Ever since the first Samsung Galaxy S7 review units have been sent out to media outlets, the flagship in question has been praised for its new 12-megapixel camera, primarily due to the inclusion of Dual Focus autofocus technology. Nevertheless, not every Samsung Galaxy S7 is created equal, and while certain units make use of a Sony IMX260 sensor, others use Samsung's own ISOCELL sensor. Evidently this raised a few questions as to which version is better, and a new series of low-light photos shared by an XDA-Developers user aims to answer these queries once and for all.
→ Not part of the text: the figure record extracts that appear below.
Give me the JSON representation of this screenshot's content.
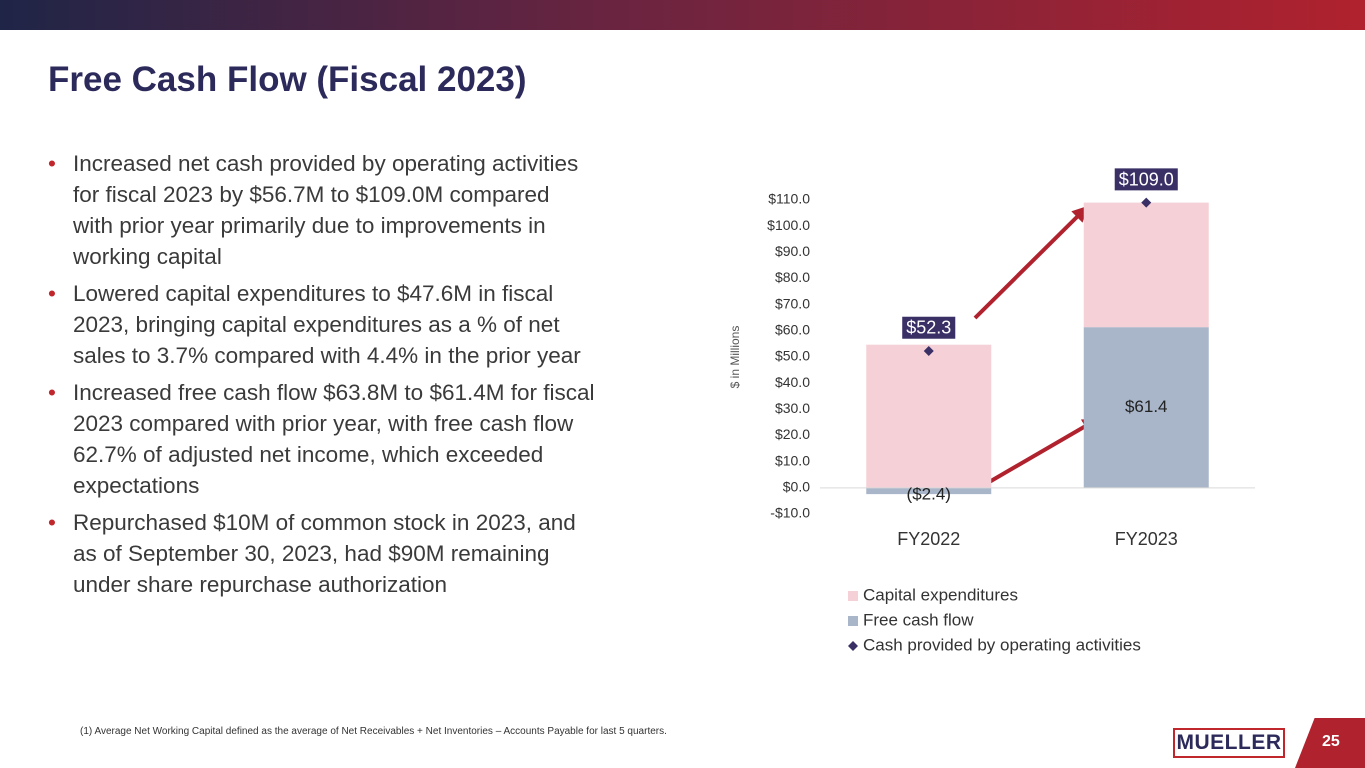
{
  "title": "Free Cash Flow (Fiscal 2023)",
  "bullets": [
    [
      "Increased net cash provided by operating activities",
      "for fiscal 2023 by $56.7M to $109.0M compared",
      "with prior year primarily due to improvements in",
      "working capital"
    ],
    [
      "Lowered capital expenditures to $47.6M in fiscal",
      "2023, bringing capital expenditures as a % of net",
      "sales to 3.7% compared with 4.4% in the prior year"
    ],
    [
      "Increased free cash flow $63.8M to $61.4M for fiscal",
      "2023 compared with prior year, with free cash flow",
      "62.7% of adjusted net income, which exceeded",
      "expectations"
    ],
    [
      "Repurchased $10M of common stock in 2023, and",
      "as of September 30, 2023, had $90M remaining",
      "under share repurchase authorization"
    ]
  ],
  "footnote": "(1)  Average Net Working Capital defined as the average of Net Receivables + Net Inventories – Accounts Payable for last 5 quarters.",
  "logo": "MUELLER",
  "page_number": "25",
  "chart_data": {
    "type": "bar",
    "ylabel": "$ in Millions",
    "categories": [
      "FY2022",
      "FY2023"
    ],
    "series": [
      {
        "name": "Capital expenditures",
        "color": "#f5d0d6",
        "values": [
          54.7,
          47.6
        ]
      },
      {
        "name": "Free cash flow",
        "color": "#a9b5c9",
        "values": [
          -2.4,
          61.4
        ],
        "value_labels": [
          "($2.4)",
          "$61.4"
        ]
      },
      {
        "name": "Cash provided by operating activities",
        "color": "#3a3066",
        "style": "marker",
        "values": [
          52.3,
          109.0
        ],
        "value_labels": [
          "$52.3",
          "$109.0"
        ]
      }
    ],
    "ylim": [
      -10,
      110
    ],
    "yticks": [
      {
        "value": -10,
        "label": "-$10.0"
      },
      {
        "value": 0,
        "label": "$0.0"
      },
      {
        "value": 10,
        "label": "$10.0"
      },
      {
        "value": 20,
        "label": "$20.0"
      },
      {
        "value": 30,
        "label": "$30.0"
      },
      {
        "value": 40,
        "label": "$40.0"
      },
      {
        "value": 50,
        "label": "$50.0"
      },
      {
        "value": 60,
        "label": "$60.0"
      },
      {
        "value": 70,
        "label": "$70.0"
      },
      {
        "value": 80,
        "label": "$80.0"
      },
      {
        "value": 90,
        "label": "$90.0"
      },
      {
        "value": 100,
        "label": "$100.0"
      },
      {
        "value": 110,
        "label": "$110.0"
      }
    ],
    "legend": "bottom"
  }
}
Although the buying public is well aware of the fact that the Samsung Galaxy S7 is equipped with two different chipsets depending on each region, a less known detail is that the flagship's camera sensor is not identical on every unit. As such, some Galaxy S7 models carry Samsung's proprietary ISOCELL sensor, while others make use of Sony's IMX260 sensor instead. Aside from this difference, however, both cameras are virtually the same. They have an image resolution of 12-megapixels, an f/1.7 aperture, 1.4-micron pixels, the same sensor size of 1/2.5-inch, optical image stabilization, and feature DSLR-grade focusing technology called Dual Pixel autofocus. Technically speaking, both camera variants should perform very similarly, and unsurprisingly this also seems to be the case in practice. Judging by the photo gallery shared by an XDA-Developers user who happens to own two Samsung Galaxy S7 units - each with a different camera sensor - both variants deliver equally impressive results in low-light photography. Nevertheless, a closer inspection reveals that Samsung's ISOCELL unit is only marginally better in certain scenarios. Then again, the photos captured using the ISOCELL sensor are also less compressed, so it's not actually clear if the slight difference in quality is determined by the sensors themselves, or by the software operating along with the cameras. On the other hand, the Sony IMX260 sensor appears to create images with slightly less noise in some cases.
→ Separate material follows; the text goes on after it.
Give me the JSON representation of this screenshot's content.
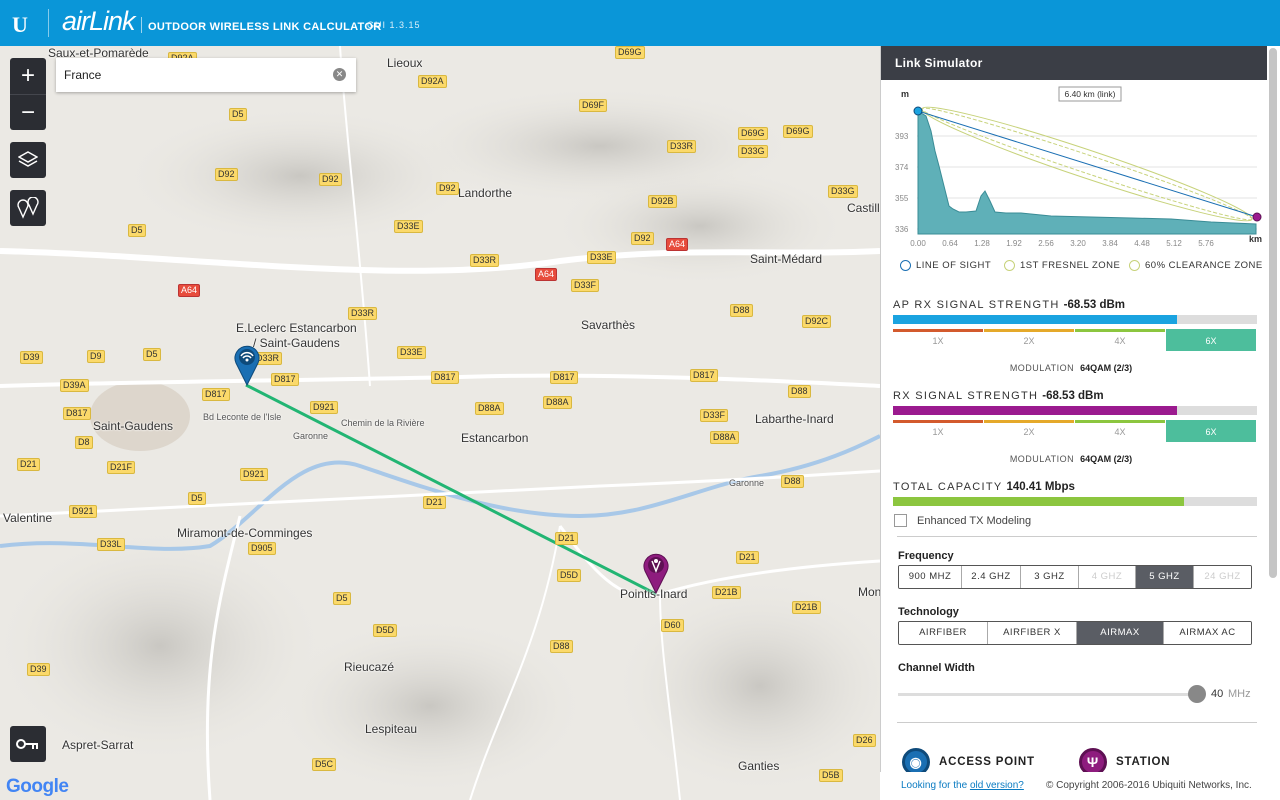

At the end of the day it's quite obvious that both sensors perform almost the same, and without comparing the photos side-by-side and inspect them closely, it's very difficult or nearly impossible to determine which sensor is behind each photo. Evidently, this is good news for Samsung as well as Galaxy S7 prospective buyers who may have been worrying that they could buy a variant equipped with a less powerful camera sensor without knowing.